The article quotes Mr. Negroponte as claiming that Intel was attempting to "undermine" his initiative, and saying that he didn't want to compete in "bake-offs" with Intel's machine.  I'm a bit confused by this.  While it's all well and good that Mr. Negroponte's company is non-profit, it doesn't magically mean that their products don't compete with Intel's.  In fact, if you read the description of the machine, which is based on AMD processors and an operating system using the Linux kernel, it would seem to be designed precisely to avoid Intel and Microsoft's dominance in the US market.  It seems no more remarkable that Intel and Microsoft consider this competition as that IBM's competitors disliked their charitably giving computers to all the major engineering schools in the 50s and 60s.

Perhaps most humorous is Mr. Negroponte's assertion, early in the article, that his "goal is not selling laptops" and that he's in the education business.  In that case, it's hard to see why he should be upset that Intel and Microsoft are aiming products at the same market he's reaching with the OLPC; this is only achieving his eventual goal of allowing children in developing countries access to first-world technology.  He claims he's good at selling ideas, not laptops; it seems from here that his ideas have sold.

Wednesday, November 21, 2007

Roger Ebert Is Dumb

There's apparently been something of an ongoing spat between Roger Ebert and various people who write about games as to whether games are art. Since Roger Ebert's connections to the games industry are at best tenuous, and from all the evidence I've seen he's never bothered to play one, this seems a bit like his staking out a claim that the Mona Lisa isn't really art.

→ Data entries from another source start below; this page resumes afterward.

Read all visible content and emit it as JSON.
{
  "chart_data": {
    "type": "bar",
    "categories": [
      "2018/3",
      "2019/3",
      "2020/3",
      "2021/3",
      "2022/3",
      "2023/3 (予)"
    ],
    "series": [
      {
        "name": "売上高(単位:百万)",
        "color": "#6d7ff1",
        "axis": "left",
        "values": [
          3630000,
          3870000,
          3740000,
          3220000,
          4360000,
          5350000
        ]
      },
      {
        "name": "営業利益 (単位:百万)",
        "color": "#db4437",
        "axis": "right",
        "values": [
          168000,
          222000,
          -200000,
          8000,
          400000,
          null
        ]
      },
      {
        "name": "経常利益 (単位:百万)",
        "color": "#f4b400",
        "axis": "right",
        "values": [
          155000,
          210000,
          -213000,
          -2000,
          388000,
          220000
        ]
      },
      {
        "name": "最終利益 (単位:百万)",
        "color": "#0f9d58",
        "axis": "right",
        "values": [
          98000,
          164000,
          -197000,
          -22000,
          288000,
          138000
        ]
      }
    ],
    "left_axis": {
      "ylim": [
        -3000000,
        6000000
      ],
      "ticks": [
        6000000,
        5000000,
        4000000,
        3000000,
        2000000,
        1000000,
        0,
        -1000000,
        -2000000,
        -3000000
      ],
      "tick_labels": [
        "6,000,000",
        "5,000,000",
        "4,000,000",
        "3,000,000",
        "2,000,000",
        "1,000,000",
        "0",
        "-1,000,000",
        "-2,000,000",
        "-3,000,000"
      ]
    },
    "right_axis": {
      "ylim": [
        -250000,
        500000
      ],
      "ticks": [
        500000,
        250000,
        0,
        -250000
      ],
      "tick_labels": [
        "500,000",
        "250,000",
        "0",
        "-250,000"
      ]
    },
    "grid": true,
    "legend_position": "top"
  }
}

But I suppose that's neither here nor there. In his review of the Hitman movie, based on the games of the same title, he writes:

Other scenes, which involve Agent 47 striding down corridors, an automatic weapon in each hand, shooting down opponents who come dressed as Jedi troopers in black. These scenes are no doubt from the video game. The troopers spring into sight, pop up and start shooting, and he has target practice. He also jumps out of windows without knowing where he's going to land, and that feels like he's cashing in a chip he won earlier in the game.
This is particularly funny since, as a fan of the Hitman games, those are the scenes that made me least interested in the movie. Hitman is about disguise and stealth; striding down halls shooting bad guys is possible, but the game discourages it. As for cashing in chips he won earlier in the game, that sentence is a great mystery to me.

The sad thing about the whole fiasco is that most games aren't art, and the approach most game designers are taking isn't going to lead to art. Whether that's the fault of the designers or the publishers, how games fit into the current ideas of art, and what the artistic potential of games is and ought to be are all valid and interesting questions. However, Ebert is doing no one any good by trying to be part of this discussion when he clearly can't even be bothered to do basic research on what he says.